頼総統は、台湾と日本が民主主義、自由、人権といった普遍的価値観を共有し、国民同士の絆も深いことに言及し、地域の平和と安定に寄与していきたいと述べた。
さらに、就任以来、頼政権は「社会全体の防衛レジリエンス」の推進と「平和のための四大支柱行動計画」の実施に力を入れてきたと説明。国防強化、経済安全保障の構築、両岸関係の安定、民主主義国家との連携深化を通じて、インド太平洋および台湾海峡の平和維持に取り組んでいると述べた。また、翌日に訪問団とともに高雄市で安倍晋三元首相の銅像を参拝する予定であり、生前に台湾を力強く支援した安倍氏への感謝の意を改めて表明。「台湾有事は日本有事」という理念は、今なお台湾の人々の心に深く刻まれていると強調した。

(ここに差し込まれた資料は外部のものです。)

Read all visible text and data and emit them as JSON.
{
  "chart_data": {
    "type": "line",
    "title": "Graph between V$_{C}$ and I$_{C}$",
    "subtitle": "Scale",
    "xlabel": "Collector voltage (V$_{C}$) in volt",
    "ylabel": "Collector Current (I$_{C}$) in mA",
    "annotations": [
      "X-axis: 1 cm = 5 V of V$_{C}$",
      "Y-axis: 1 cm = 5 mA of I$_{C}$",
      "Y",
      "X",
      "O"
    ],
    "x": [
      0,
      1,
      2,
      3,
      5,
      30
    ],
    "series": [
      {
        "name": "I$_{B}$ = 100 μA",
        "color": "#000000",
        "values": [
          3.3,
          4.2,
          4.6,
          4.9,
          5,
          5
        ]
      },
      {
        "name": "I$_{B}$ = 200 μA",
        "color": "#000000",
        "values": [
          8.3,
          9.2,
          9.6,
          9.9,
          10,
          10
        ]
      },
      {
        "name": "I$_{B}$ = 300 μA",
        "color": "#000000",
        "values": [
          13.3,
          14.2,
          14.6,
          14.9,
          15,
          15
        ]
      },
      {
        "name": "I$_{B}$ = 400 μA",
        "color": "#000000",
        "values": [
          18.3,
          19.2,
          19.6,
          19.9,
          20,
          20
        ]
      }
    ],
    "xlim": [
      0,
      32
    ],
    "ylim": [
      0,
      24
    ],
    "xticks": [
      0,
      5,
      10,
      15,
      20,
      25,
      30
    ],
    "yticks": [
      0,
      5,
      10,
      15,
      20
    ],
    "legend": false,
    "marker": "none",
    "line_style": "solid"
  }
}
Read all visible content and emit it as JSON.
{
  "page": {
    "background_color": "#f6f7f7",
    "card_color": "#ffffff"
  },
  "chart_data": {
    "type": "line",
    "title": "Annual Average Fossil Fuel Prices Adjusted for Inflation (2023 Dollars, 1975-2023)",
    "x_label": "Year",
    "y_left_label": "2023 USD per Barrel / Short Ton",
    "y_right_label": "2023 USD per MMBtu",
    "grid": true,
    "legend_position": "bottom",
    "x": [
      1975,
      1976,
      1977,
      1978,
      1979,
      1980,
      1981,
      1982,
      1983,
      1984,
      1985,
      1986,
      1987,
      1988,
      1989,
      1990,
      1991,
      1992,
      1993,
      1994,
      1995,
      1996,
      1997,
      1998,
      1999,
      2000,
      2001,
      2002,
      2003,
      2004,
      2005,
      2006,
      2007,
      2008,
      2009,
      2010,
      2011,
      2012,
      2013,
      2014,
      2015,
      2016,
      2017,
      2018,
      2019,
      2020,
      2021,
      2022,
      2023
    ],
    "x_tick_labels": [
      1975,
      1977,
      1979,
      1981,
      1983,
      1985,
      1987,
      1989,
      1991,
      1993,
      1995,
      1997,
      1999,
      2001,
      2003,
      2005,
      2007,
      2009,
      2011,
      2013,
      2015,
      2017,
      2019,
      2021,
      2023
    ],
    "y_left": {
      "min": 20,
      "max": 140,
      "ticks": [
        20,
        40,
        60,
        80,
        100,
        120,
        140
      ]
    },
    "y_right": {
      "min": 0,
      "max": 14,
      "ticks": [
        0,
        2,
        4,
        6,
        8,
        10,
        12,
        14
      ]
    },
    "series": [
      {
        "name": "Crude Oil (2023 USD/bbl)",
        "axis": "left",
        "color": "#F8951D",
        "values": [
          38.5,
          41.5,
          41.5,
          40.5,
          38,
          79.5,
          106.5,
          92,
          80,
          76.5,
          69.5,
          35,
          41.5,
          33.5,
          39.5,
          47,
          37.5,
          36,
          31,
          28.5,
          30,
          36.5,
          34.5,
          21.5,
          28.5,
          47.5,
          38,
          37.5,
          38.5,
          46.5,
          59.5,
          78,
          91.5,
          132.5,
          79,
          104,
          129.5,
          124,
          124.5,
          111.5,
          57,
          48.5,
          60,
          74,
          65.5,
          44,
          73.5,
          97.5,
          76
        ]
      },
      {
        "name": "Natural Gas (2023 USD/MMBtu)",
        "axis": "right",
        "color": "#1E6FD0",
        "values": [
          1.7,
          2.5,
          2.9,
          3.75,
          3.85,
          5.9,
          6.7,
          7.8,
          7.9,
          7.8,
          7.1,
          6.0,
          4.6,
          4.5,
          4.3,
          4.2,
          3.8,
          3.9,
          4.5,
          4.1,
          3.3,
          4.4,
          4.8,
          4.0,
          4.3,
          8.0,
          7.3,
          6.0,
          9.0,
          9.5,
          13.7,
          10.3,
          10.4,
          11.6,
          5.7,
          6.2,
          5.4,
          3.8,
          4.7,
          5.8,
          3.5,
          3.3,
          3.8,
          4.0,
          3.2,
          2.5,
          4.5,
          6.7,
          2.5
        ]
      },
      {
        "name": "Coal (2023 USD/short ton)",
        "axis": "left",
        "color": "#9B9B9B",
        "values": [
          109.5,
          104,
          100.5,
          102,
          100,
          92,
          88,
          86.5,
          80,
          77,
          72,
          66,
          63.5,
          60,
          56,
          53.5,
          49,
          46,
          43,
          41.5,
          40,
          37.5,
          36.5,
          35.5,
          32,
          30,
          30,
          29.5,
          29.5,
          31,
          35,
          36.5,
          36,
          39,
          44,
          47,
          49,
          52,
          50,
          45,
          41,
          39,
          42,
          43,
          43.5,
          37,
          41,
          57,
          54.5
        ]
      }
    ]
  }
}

頼総統は、中国による「紅色サプライチェーン」の拡大に対抗するため、台湾と日本が重要な経済パートナーとして、半導体、エネルギー、AI技術といった分野で緊密に協力し、サプライチェーンの強靭化と産業競争力の向上を図るべきだと呼びかけた。さらに、来賓らの支援のもと、台湾が早期に「包括的および先進的な環太平洋パートナーシップ協定(CPTPP)」に加入し、日本との間で経済連携協定(EPA)を締結できることを期待していると述べた。
高市早苗氏は、台湾の温かい歓迎に感謝を述べ、訪問団メンバーは皆、安倍元首相の理念を受け継ぎ、台日友好への信念を持っていると語った。台湾と日本はいずれも島国であり、海上交通の安全保障が密接に関係しているため、地域情勢の不安定化は食料、エネルギー、サプライチェーンの安全に重大な影響を及ぼすと指摘。供給網の強靭性を強化するため、協力をさらに深める必要があると訴えた。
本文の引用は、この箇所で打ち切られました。